Ils ont accepté de nous rencontrer à bord et après avoir écouté notre histoire, ils nous ont posé plein de questions pour s´assurer de notre honnêteté… et ont finalement accepté de nous prendre à bord sous deux conditions : trouver plus de touristes pour remplir le bateau et aider pour le nettoyage, et la cuisine ! Deal !
Chaque fois que nous trouvons un bateau, c´est difficile de décrire la sensation, les émotions qui nous étreignent… Ce passage était le dernier obstacle qui nous séparait de la Panaméricaine, la route qui traverse ensuite tout le continent jusqu´en Alaska !
Nous avons passé la dernière semaine à chercher un maximum de gens… ça n´était pas simple car nous étions en pleine basse saison et qu´il y avait beaucoup de compétition, mais nous avons finalement trouvé quelques personnes et le bateau était plein lorsque nous sommes partis. Nous profitons de nos derniers jours dans le centre… en mangeant des pizzas, des pâtes et toutes sortes de délicieux repas préparés par des Italiens, des Allemands, des Français, des Colombiens… Le gérant d´un restaurant de sushis, Edgar, nous a même offert des habits de sa garde robe qu´il utilisait plus ! Nous avons rencontré Marina, l´ange de Carthagène qui prépare des déjeuners végétariens tous les midis dans son restaurant pour des prix très raisonnables. Elle est géniale, un cœur pur qui nous invite tous les jours à manger…
Viens ensuite le temps de quitter la Colombie. Nous n´avons pas vu tellement de ce pays, finalement, mais l´expérience était riche…
Nous grimpons à bord du Stahlratte avec 11 touristes, 3 américains, 2 australiens, 1 allemand, 1 suisse, 2 danoises, 2 anglais, Ludwig, Roland et Luis, un voyageur colombien qui veut traverser du Panama jusqu´en Europe. Dix nationalités différentes mais à bord, tout le monde se sentait ¨citoyen du monde¨.

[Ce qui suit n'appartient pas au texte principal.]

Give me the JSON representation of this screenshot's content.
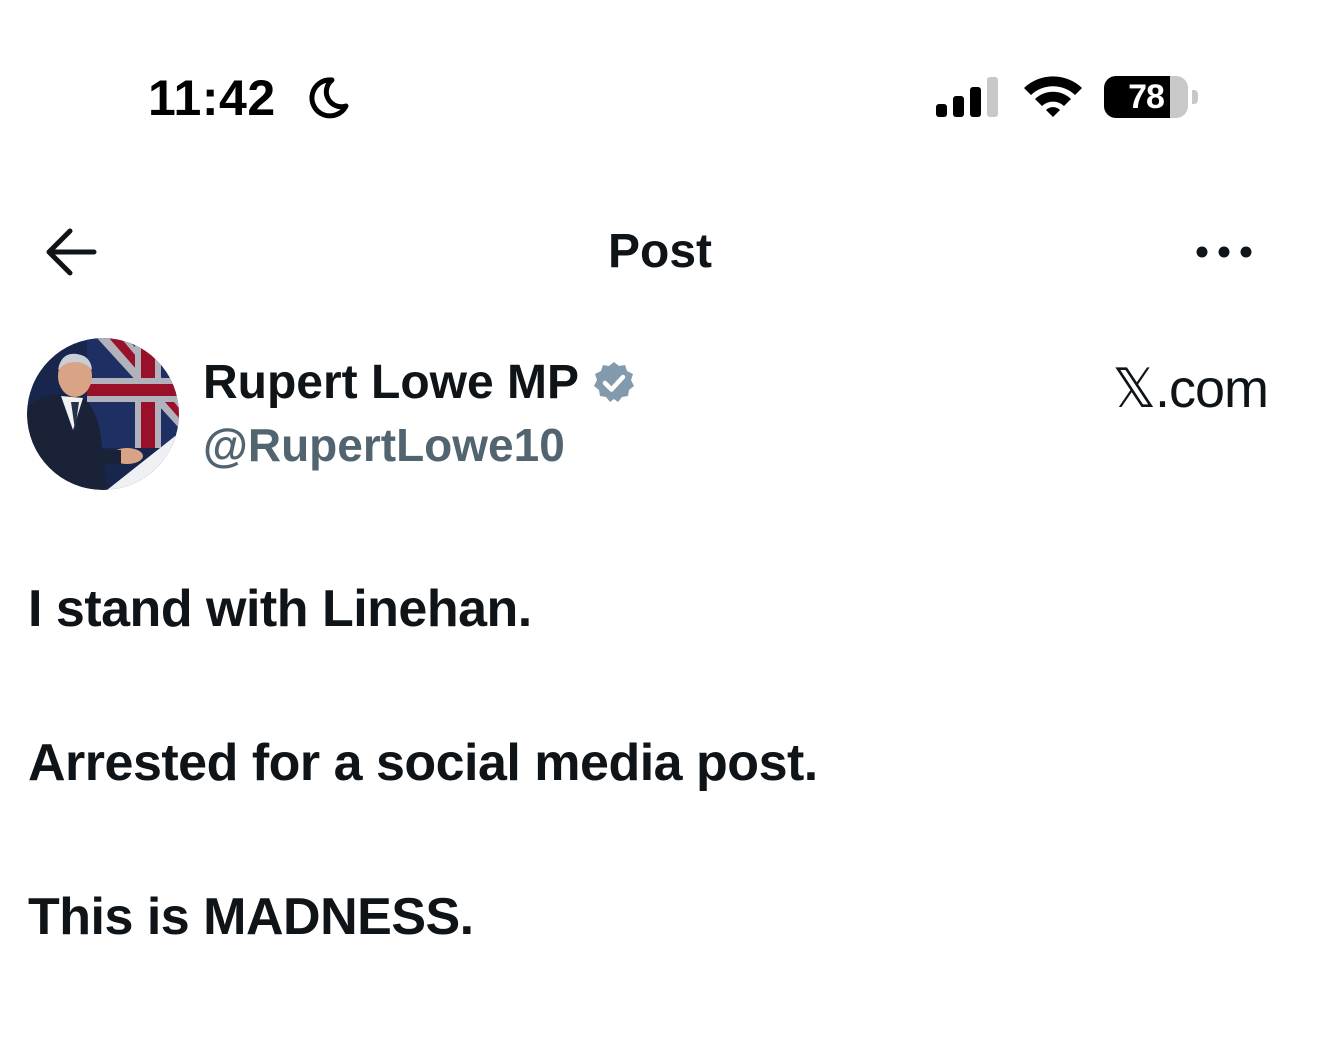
{
  "status_bar": {
    "time": "11:42",
    "battery_level": 78,
    "battery_text": "78",
    "focus_icon": "moon-icon",
    "signal_icon": "cellular-signal-icon",
    "wifi_icon": "wifi-icon"
  },
  "header": {
    "title": "Post",
    "back_icon": "back-arrow-icon",
    "more_icon": "more-icon"
  },
  "author": {
    "name": "Rupert Lowe MP",
    "handle": "@RupertLowe10",
    "verified_color": "#829aab",
    "source": "𝕏.com"
  },
  "post": {
    "lines": [
      "I stand with Linehan.",
      "Arrested for a social media post.",
      "This is MADNESS."
    ]
  },
  "colors": {
    "text_primary": "#0f1419",
    "text_secondary": "#536471",
    "background": "#ffffff"
  }
}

Nous sommes de nouveau sur l´eau, le ¨rat d´acier¨ traverse les eaux sous un grand soleil. L´atmosphère est super à bord, nous nettoyons, cuisinons, rions, parlons, échangeons et 40 heures plus tard nous arrivons dans le paradis des îles de San Blas, un archipel de 360 îles habitées par les Kunas, des indiens qui vivent selon leurs propres lois. Tous les villages sont situés sur les îles, au milieu de l´eau turquoise. Un véritable paradis ou nous avons eu la chance de rester deux jours et trois nuits. L´eau est douce, transparente, nous plongeons dans les coraux, mangeons sur des îles désertes ou il n´y a que du sable blanc et quelques cocotiers. Nous ne pouvons malheureusement pas les manger, les Kunas sont très strictes, et tout a un prix… surtout ici, un dollar par noix de coco, un dollar par photo… et il semble que ce soit le même prix pour un sourire. Nous le comprenons, ils ont tenté de sauver leur culture durant des siècles. Aujourd´hui, ils sont 50 000 Kunas, et le conseil vient juste d´interdire l´alcool dans les villes pour éviter que les hommes ne deviennent fous. Dans beaucoup d´endroit sur la planète, et même les plus reculées, un nombre incroyable de gens souffrent des ravages de l´alcool.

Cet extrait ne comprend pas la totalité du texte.